Lawmakers have approved plans to implement a five-year rent freeze in Berlin as part of plans to rein in the German capital’s rental market.

Berlin’s Reichstag 

Berlin’s legislature supported measures, including the rent freeze, this week, more than six months after they were proposed by the administration.

The changes are likely to come into force by the end of February, however, opposition parties have revealed their intention to challenge the decision in court, Bloomberg reports.

Katrin Lompscher, head of urban development and housing, put the initiative forward. It is hoped that the changes will ease the burden on tenants after a property boom has caused rents to double in the last ten years.

Ms Lopscher said: “We don’t want Berlin to become a copy of overpriced cities like London and Paris, where many people can no longer afford an apartment.”

Out of 150 votes, 85 lawmakers voted in favour of the changes and 64 voted against, with one abstention.
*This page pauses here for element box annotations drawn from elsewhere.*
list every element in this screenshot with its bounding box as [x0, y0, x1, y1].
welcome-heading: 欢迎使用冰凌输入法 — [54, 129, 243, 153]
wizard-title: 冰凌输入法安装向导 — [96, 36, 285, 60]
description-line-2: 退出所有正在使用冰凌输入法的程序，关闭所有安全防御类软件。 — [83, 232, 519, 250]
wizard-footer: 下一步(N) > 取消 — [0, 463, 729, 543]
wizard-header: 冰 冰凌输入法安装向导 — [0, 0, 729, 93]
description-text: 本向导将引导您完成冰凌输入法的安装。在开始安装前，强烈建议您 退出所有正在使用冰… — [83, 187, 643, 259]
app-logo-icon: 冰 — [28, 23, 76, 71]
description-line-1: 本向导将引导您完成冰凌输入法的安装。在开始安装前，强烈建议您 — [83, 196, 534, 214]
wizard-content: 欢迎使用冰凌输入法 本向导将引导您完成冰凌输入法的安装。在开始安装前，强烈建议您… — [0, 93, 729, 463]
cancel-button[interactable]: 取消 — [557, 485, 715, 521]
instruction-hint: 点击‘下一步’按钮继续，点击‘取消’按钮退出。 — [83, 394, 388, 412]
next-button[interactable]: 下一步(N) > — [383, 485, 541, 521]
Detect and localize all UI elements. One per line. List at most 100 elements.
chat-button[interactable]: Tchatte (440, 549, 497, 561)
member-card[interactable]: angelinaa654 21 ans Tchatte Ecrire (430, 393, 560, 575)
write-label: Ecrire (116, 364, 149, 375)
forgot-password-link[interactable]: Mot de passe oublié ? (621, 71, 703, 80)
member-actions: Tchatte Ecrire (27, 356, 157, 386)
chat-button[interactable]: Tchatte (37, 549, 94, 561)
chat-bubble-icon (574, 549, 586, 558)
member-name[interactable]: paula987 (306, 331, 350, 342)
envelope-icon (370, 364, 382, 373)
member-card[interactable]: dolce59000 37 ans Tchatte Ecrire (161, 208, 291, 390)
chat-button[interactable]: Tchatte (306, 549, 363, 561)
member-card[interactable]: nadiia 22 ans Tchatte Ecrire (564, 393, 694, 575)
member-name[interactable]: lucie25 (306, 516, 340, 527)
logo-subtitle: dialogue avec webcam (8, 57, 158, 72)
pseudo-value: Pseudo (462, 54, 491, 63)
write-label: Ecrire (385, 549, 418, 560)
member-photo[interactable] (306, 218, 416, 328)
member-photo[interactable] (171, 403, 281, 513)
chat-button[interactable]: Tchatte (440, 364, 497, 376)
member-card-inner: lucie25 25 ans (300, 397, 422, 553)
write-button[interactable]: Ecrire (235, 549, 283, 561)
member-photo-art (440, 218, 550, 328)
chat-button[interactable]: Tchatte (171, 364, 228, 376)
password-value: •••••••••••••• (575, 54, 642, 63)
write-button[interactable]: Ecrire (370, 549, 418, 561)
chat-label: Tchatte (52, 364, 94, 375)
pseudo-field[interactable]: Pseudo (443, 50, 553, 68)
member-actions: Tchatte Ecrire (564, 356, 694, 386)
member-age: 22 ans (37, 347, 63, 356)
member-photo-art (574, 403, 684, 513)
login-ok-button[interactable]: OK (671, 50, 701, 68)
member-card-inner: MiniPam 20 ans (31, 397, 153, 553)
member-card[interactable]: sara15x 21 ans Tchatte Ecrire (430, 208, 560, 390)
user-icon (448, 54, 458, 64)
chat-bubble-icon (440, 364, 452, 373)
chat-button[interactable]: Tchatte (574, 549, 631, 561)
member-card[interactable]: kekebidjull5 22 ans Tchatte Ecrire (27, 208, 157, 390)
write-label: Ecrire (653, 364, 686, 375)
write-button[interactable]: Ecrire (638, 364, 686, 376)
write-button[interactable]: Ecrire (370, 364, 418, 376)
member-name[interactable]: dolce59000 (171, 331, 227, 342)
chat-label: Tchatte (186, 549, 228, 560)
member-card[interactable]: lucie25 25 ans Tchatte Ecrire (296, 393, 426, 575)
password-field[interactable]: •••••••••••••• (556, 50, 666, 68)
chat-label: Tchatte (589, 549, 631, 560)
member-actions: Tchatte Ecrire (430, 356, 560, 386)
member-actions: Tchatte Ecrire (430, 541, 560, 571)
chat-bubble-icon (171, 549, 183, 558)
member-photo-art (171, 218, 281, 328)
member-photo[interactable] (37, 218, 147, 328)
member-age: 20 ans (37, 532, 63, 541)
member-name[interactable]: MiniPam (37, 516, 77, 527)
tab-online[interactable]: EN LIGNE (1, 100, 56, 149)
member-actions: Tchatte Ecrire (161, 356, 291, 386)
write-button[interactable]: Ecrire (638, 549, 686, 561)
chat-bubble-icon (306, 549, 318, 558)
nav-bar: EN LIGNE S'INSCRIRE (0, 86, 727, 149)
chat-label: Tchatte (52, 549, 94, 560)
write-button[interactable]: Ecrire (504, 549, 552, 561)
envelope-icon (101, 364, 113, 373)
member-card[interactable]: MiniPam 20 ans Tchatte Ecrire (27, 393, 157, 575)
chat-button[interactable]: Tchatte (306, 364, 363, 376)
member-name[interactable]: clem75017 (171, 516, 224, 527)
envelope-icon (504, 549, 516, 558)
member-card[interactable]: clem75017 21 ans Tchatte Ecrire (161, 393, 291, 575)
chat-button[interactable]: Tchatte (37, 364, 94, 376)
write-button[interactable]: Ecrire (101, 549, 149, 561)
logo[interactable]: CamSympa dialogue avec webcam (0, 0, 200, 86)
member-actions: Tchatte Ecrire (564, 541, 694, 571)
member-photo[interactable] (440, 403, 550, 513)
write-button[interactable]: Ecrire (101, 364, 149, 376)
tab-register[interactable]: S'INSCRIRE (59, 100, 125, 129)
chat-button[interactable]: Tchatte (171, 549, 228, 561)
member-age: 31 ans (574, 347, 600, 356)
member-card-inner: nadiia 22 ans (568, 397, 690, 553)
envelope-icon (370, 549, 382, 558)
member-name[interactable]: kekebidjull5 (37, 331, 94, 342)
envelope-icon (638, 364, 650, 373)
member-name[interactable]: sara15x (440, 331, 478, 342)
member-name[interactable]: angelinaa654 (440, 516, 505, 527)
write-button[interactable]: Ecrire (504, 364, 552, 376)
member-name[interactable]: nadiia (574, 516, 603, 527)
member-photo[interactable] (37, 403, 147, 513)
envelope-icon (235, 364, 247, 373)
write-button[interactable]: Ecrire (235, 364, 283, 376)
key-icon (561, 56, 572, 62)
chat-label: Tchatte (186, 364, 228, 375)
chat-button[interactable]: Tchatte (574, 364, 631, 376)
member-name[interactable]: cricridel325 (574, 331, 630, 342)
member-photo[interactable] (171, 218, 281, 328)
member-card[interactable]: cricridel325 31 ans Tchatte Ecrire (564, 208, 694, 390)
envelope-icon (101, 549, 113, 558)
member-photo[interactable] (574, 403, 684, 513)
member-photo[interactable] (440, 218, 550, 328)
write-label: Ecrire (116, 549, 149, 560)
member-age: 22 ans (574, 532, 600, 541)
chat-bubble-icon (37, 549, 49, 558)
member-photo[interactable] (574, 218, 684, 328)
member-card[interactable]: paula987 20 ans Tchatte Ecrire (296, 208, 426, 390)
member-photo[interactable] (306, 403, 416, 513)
According to a spokesperson, The Christian Democratic Union, Chancellor Angela Merkel’s party, which is in opposition in Berlin, plans to challenge the measures in Germany’s constitutional court “as soon as possible”.

The legal challenge can only occur once the new legislation takes effect.

Opponents fear the plan has the potential to push investors out of the city. Shares in major landlords in the city have fallen since the announcement.